Social Distancing and Affection

“Our choices determine our destiny.” A man called Alfonzo Bernard said this, and has influenced thousands of people with his words. He’s currently pastor of a Christian congregation in Brooklyn NY. I came across his name as I was listening to one of those people he influenced, and discovered his influence on me with what he said about distance in human relationships – so apropos for us all today.

In one of his many Youtube videos, he talked about the principles of life. The one that really grabbed my attention is this: The life principle that governs distance in human relationships is not in miles but in affection. Two people can be together and miles apart (we’ve all experienced this), or on opposite sides of the planet and affectionately close.

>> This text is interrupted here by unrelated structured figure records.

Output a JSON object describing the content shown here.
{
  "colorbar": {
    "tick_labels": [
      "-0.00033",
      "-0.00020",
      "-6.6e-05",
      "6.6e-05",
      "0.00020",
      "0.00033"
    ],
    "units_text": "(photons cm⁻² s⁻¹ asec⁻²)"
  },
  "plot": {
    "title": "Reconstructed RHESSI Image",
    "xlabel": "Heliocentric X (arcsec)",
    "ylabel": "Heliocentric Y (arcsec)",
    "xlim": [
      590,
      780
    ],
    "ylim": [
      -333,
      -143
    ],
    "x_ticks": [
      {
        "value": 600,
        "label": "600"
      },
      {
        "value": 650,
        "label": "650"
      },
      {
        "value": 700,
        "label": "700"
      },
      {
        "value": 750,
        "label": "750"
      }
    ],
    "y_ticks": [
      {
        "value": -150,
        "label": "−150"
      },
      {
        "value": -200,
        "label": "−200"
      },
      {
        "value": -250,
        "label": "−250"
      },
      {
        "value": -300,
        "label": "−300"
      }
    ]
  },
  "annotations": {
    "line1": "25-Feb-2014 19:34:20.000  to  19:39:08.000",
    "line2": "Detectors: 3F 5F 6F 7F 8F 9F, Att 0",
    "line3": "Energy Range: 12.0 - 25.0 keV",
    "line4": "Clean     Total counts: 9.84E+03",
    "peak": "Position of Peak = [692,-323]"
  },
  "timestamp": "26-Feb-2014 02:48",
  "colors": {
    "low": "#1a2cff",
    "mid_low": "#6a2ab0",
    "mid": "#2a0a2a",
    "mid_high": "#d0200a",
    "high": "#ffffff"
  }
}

We use affection to create distance by withdrawing affection. In reconciliation, we give our affection.

I am very sure there isn’t anyone who is reading this blog who doesn’t have personal experiences that speak to how we distance – it’s on all our minds. The prolonged need for us to remain physically distant from many and not distant from a few, if any, is causing both anxiety and depression. How we deal with this latest challenge can have long-term consequences – good and bad.

In my own life, I’ve lived and worked beside people I chose to dislike, shutting myself off from my own vulnerability and their humanity. Conversely, I have close friends who are countries away – including my husband – who I look forward to connecting with online because their lives mean a lot to me. I’ve withdrawn affection and, when I finally realize I’m shutting down and shutting out, I begin to close the distance by reaching out, human to human.

Today and for a while yet, the only people we can be physically close to are those we live with. We may find ourselves wanting – needing to – create more distance. It’s difficult – having to be physically close over long periods of time, with no reprieve. I’ve met many people who have come up with creative ways of making this happen; from taking scheduled solitary walks, to using their car as an extra “room” away from everyone, to finding an abandoned space they can retreat to. And I’ve met many people who have learned the value of being vulnerable over long distances, and the value of ensuring their long-distance loved ones remain safe.

How are you choosing to live today with social distancing that will inform your destiny tomorrow?